Павел будто разбередил Мотину болячку, он возмущенно взмахнул варежкой:
— Жену будущего председателя катаю! Вчера со станции, нынче назад, на станцию. Я не челнок — швырять меня туда-сюда, а тридцать пять километров — это тебе не улицу перебежать! — Ольга виновато взглянула на Мотю; печальный взгляд ее просил извинения. Тужеркин смягчился. — Ольге Сергеевне, вроде как и тебе, не по душе, видишь ли, пришлось наше житье-бытье…
— Как же вы кинули его одного? — строго и удивленно спросил Павел.
Ольга промолчала: с какой стати она станет давать отчет каждому встречному? За нее уверенно ответил Гриша:
— Мы к папе летом приедем.
— Выходит, так, — недоумевал Павел, — ты оставайся, терпи всякие неудобства деревенской жизни, а я покачу в столицу. Ничего себе жена!
— Да, — с сочувствием заключил Мотя Тужеркин, — Владимир Николаевич остался без прикрытия, тыл не обеспечен.
Ольга сорвала со рта платок, выпалила с неожиданной горячностью:
— Я, может быть, поступаю нехорошо по отношению к мужу. Мне трудно свыкнуться с новыми условиями: я никогда в деревне не жила. Да в конце концов это наше личное дело! А вот вы, вы ведь тоже бежите отсюда!..
Это был точно рассчитанный удар в самую грудь: Павел приостановился, и подвода ушла вперед. Он догнал ее, схватился обеими руками за край телеги.
— Вы меня в ряд с собой не ставьте! У меня, может, душа кровью исходит, я на нее наступил каблуком, чтоб замолкла! Каково мне с такой душой в город идти?..
Он вдруг представил себе Аребина: мягкий и внимательный взгляд несмело просил его, Павла, не уезжать… «Значит, понимает, что трудно придется без меня, — не без гордости подумал Павел. — Конечно, трудно… Заклюют его стервятники. Поддержка нужна. Бойцы!»
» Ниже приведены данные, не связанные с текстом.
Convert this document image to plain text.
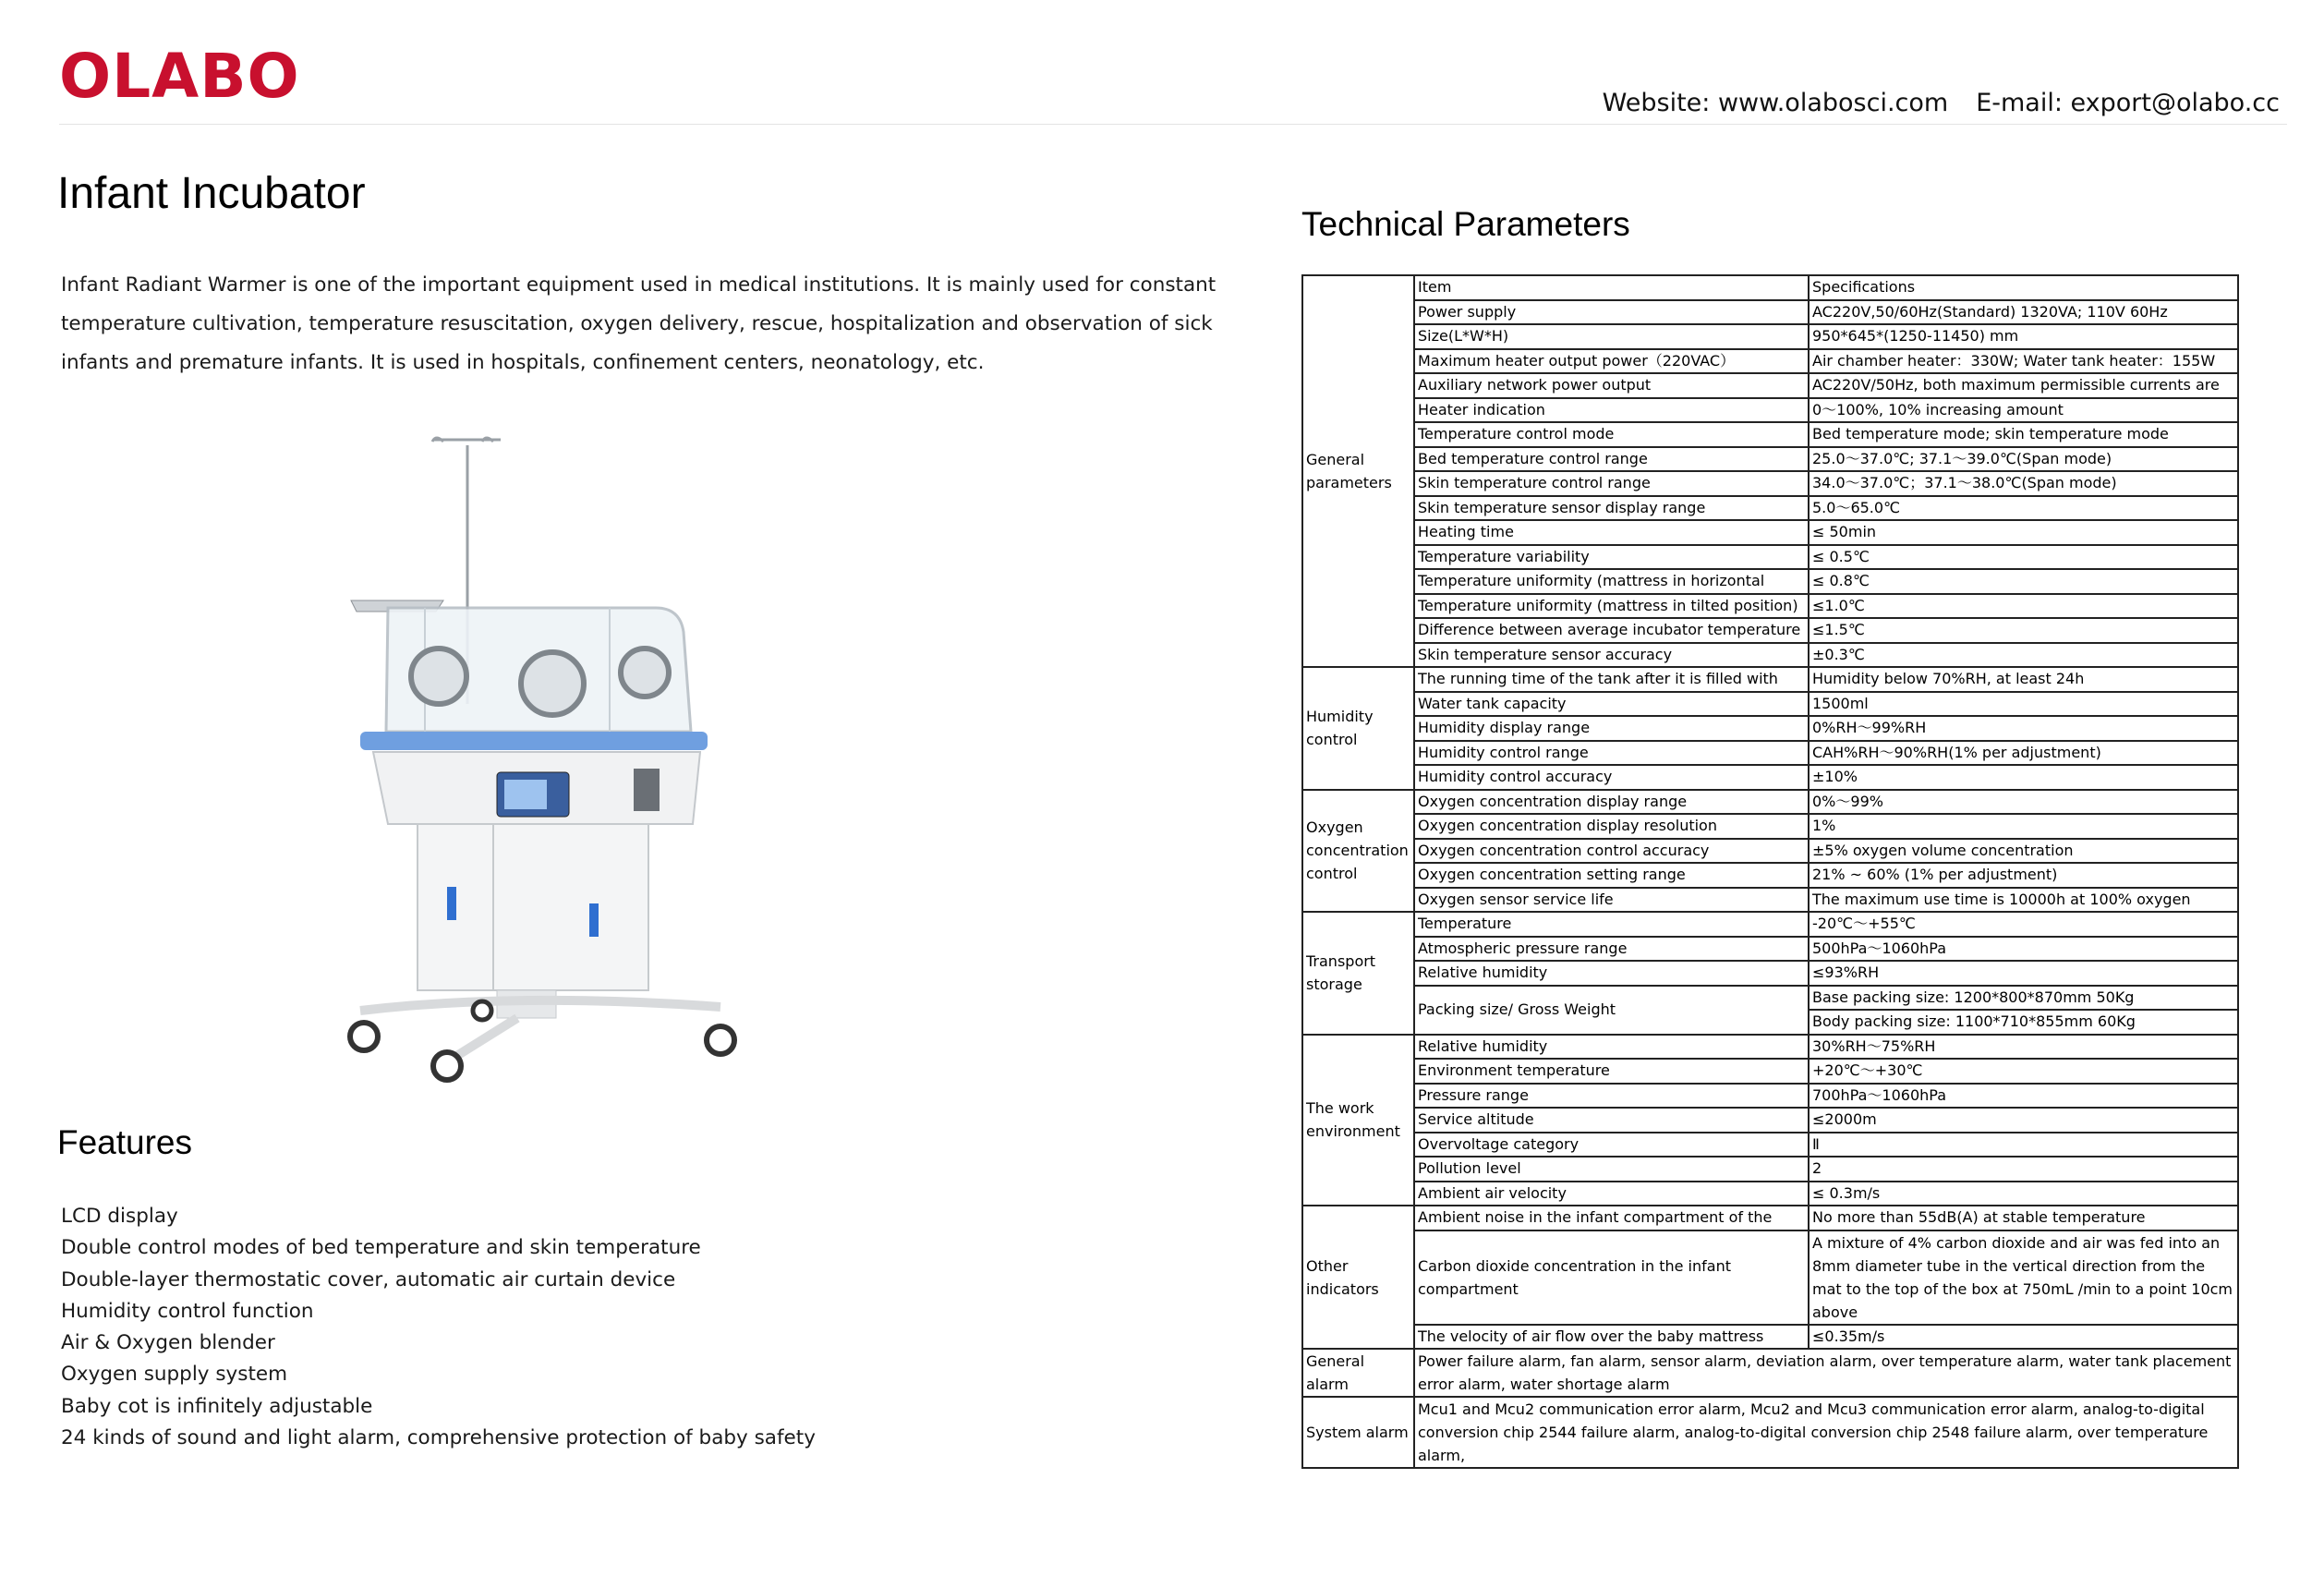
OLABO	Website: www.olabosci.com E-mail: export@olabo.cc
Infant Incubator
Infant Radiant Warmer is one of the important equipment used in medical institutions. It is mainly used for constant
temperature cultivation, temperature resuscitation, oxygen delivery, rescue, hospitalization and observation of sick
infants and premature infants. It is used in hospitals, confinement centers, neonatology, etc.
Features
LCD display
Double control modes of bed temperature and skin temperature
Double-layer thermostatic cover, automatic air curtain device
Humidity control function
Air & Oxygen blender
Oxygen supply system
Baby cot is infinitely adjustable
24 kinds of sound and light alarm, comprehensive protection of baby safety
Technical Parameters
General parameters	Item	Specifications
	Power supply	AC220V,50/60Hz(Standard) 1320VA; 110V 60Hz
	Size(L*W*H)	950*645*(1250-11450) mm
	Maximum heater output power（220VAC）	Air chamber heater：330W; Water tank heater：155W
	Auxiliary network power output	AC220V/50Hz, both maximum permissible currents are
	Heater indication	0～100%, 10% increasing amount
	Temperature control mode	Bed temperature mode; skin temperature mode
	Bed temperature control range	25.0～37.0℃; 37.1～39.0℃(Span mode)
	Skin temperature control range	34.0～37.0℃；37.1～38.0℃(Span mode)
	Skin temperature sensor display range	5.0～65.0℃
	Heating time	≤ 50min
	Temperature variability	≤ 0.5℃
	Temperature uniformity (mattress in horizontal	≤ 0.8℃
	Temperature uniformity (mattress in tilted position)	≤1.0℃
	Difference between average incubator temperature	≤1.5℃
	Skin temperature sensor accuracy	±0.3℃
Humidity control	The running time of the tank after it is filled with	Humidity below 70%RH, at least 24h
	Water tank capacity	1500ml
	Humidity display range	0%RH～99%RH
	Humidity control range	CAH%RH～90%RH(1% per adjustment)
	Humidity control accuracy	±10%
Oxygen concentration control	Oxygen concentration display range	0%～99%
	Oxygen concentration display resolution	1%
	Oxygen concentration control accuracy	±5% oxygen volume concentration
	Oxygen concentration setting range	21% ~ 60% (1% per adjustment)
	Oxygen sensor service life	The maximum use time is 10000h at 100% oxygen
Transport storage	Temperature	-20℃～+55℃
	Atmospheric pressure range	500hPa～1060hPa
	Relative humidity	≤93%RH
	Packing size/ Gross Weight	Base packing size: 1200*800*870mm 50Kg
		Body packing size: 1100*710*855mm 60Kg
The work environment	Relative humidity	30%RH～75%RH
	Environment temperature	+20℃～+30℃
	Pressure range	700hPa～1060hPa
	Service altitude	≤2000m
	Overvoltage category	Ⅱ
	Pollution level	2
	Ambient air velocity	≤ 0.3m/s
Other indicators	Ambient noise in the infant compartment of the	No more than 55dB(A) at stable temperature
	Carbon dioxide concentration in the infant compartment	A mixture of 4% carbon dioxide and air was fed into an 8mm diameter tube in the vertical direction from the mat to the top of the box at 750mL /min to a point 10cm above
	The velocity of air flow over the baby mattress	≤0.35m/s
General alarm	Power failure alarm, fan alarm, sensor alarm, deviation alarm, over temperature alarm, water tank placement error alarm, water shortage alarm	
System alarm	Mcu1 and Mcu2 communication error alarm, Mcu2 and Mcu3 communication error alarm, analog-to-digital conversion chip 2544 failure alarm, analog-to-digital conversion chip 2548 failure alarm, over temperature alarm,	
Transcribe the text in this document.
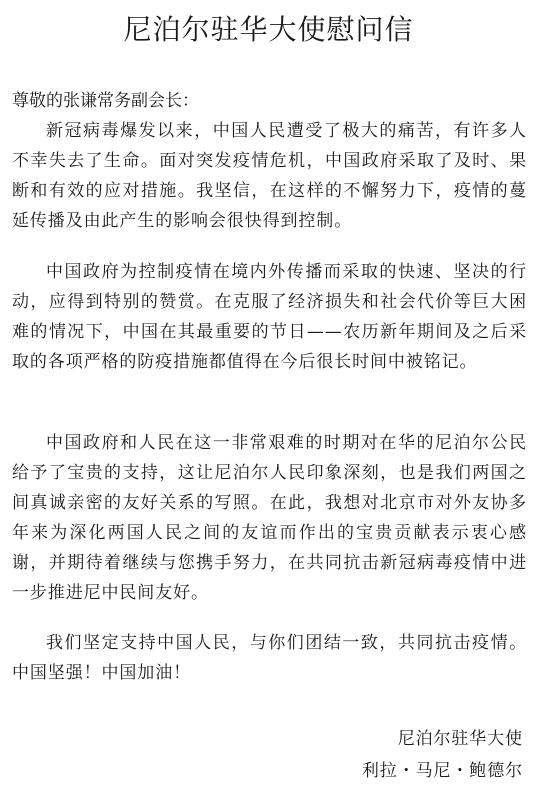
尼泊尔驻华大使慰问信
尊敬的张谦常务副会长：

新冠病毒爆发以来，中国人民遭受了极大的痛苦，有许多人不幸失去了生命。面对突发疫情危机，中国政府采取了及时、果断和有效的应对措施。我坚信，在这样的不懈努力下，疫情的蔓延传播及由此产生的影响会很快得到控制。

中国政府为控制疫情在境内外传播而采取的快速、坚决的行动，应得到特别的赞赏。在克服了经济损失和社会代价等巨大困难的情况下，中国在其最重要的节日——农历新年期间及之后采取的各项严格的防疫措施都值得在今后很长时间中被铭记。

中国政府和人民在这一非常艰难的时期对在华的尼泊尔公民给予了宝贵的支持，这让尼泊尔人民印象深刻，也是我们两国之间真诚亲密的友好关系的写照。在此，我想对北京市对外友协多年来为深化两国人民之间的友谊而作出的宝贵贡献表示衷心感谢，并期待着继续与您携手努力，在共同抗击新冠病毒疫情中进一步推进尼中民间友好。

我们坚定支持中国人民，与你们团结一致，共同抗击疫情。中国坚强！中国加油！

尼泊尔驻华大使
利拉・马尼・鲍德尔
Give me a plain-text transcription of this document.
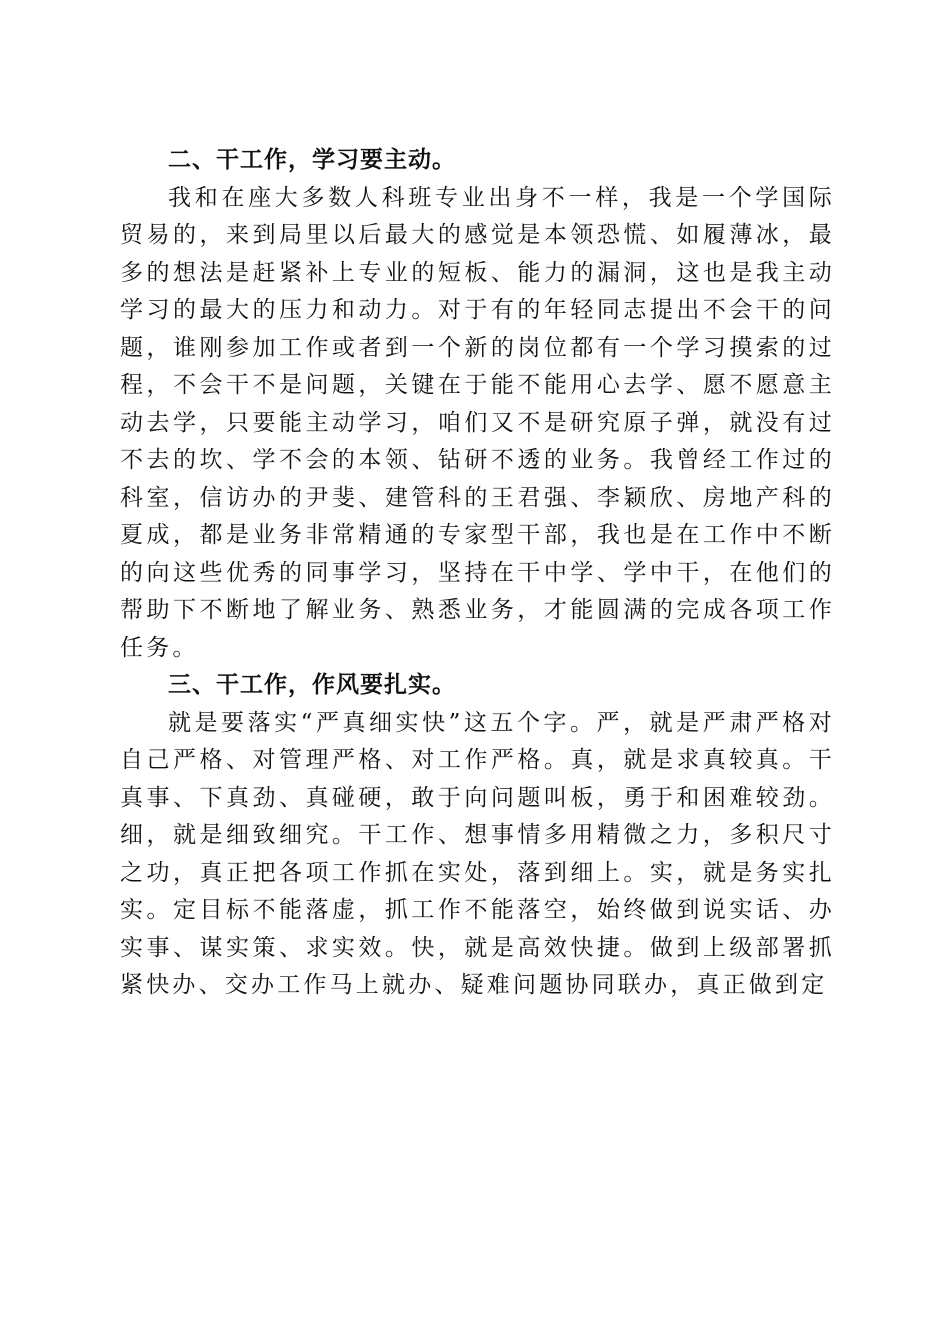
二、干工作，学习要主动。

我和在座大多数人科班专业出身不一样，我是一个学国际贸易的，来到局里以后最大的感觉是本领恐慌、如履薄冰，最多的想法是赶紧补上专业的短板、能力的漏洞，这也是我主动学习的最大的压力和动力。对于有的年轻同志提出不会干的问题，谁刚参加工作或者到一个新的岗位都有一个学习摸索的过程，不会干不是问题，关键在于能不能用心去学、愿不愿意主动去学，只要能主动学习，咱们又不是研究原子弹，就没有过不去的坎、学不会的本领、钻研不透的业务。我曾经工作过的科室，信访办的尹斐、建管科的王君强、李颖欣、房地产科的夏成，都是业务非常精通的专家型干部，我也是在工作中不断的向这些优秀的同事学习，坚持在干中学、学中干，在他们的帮助下不断地了解业务、熟悉业务，才能圆满的完成各项工作任务。

三、干工作，作风要扎实。

就是要落实“严真细实快”这五个字。严，就是严肃严格对自己严格、对管理严格、对工作严格。真，就是求真较真。干真事、下真劲、真碰硬，敢于向问题叫板，勇于和困难较劲。细，就是细致细究。干工作、想事情多用精微之力，多积尺寸之功，真正把各项工作抓在实处，落到细上。实，就是务实扎实。定目标不能落虚，抓工作不能落空，始终做到说实话、办实事、谋实策、求实效。快，就是高效快捷。做到上级部署抓紧快办、交办工作马上就办、疑难问题协同联办，真正做到定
Павел не заметил, как прибавил шагу. Собачонка, трусливо заскулив, подкатилась под ноги ему. Лошадь всхрапнула и встала, встревоженно косясь влево. Мальчик обрадованно закричал:
— Гляди, мама, какая большущая собака!
— Это ж волк!
Поджарый волк со свалявшейся, клочковатой шерстью на впалых, тощих боках, вскидывая задом, неспешными прыжками пересек дорогу и, достигнув овражка, сел. Он посмотрел на людей дикими и древними глазами скитальца, извечно тоскующего от одиночества, неустроенности и стужи. Чуткие уши его стояли торчком, ветер взлохматил шерсть на загривке.
— Гляди, и не боится! — сокрушался Мотя. — Знает, серый, что у нас нечем пальнуть. — Он схватил смерзшийся ком земли, швырнул им в волка.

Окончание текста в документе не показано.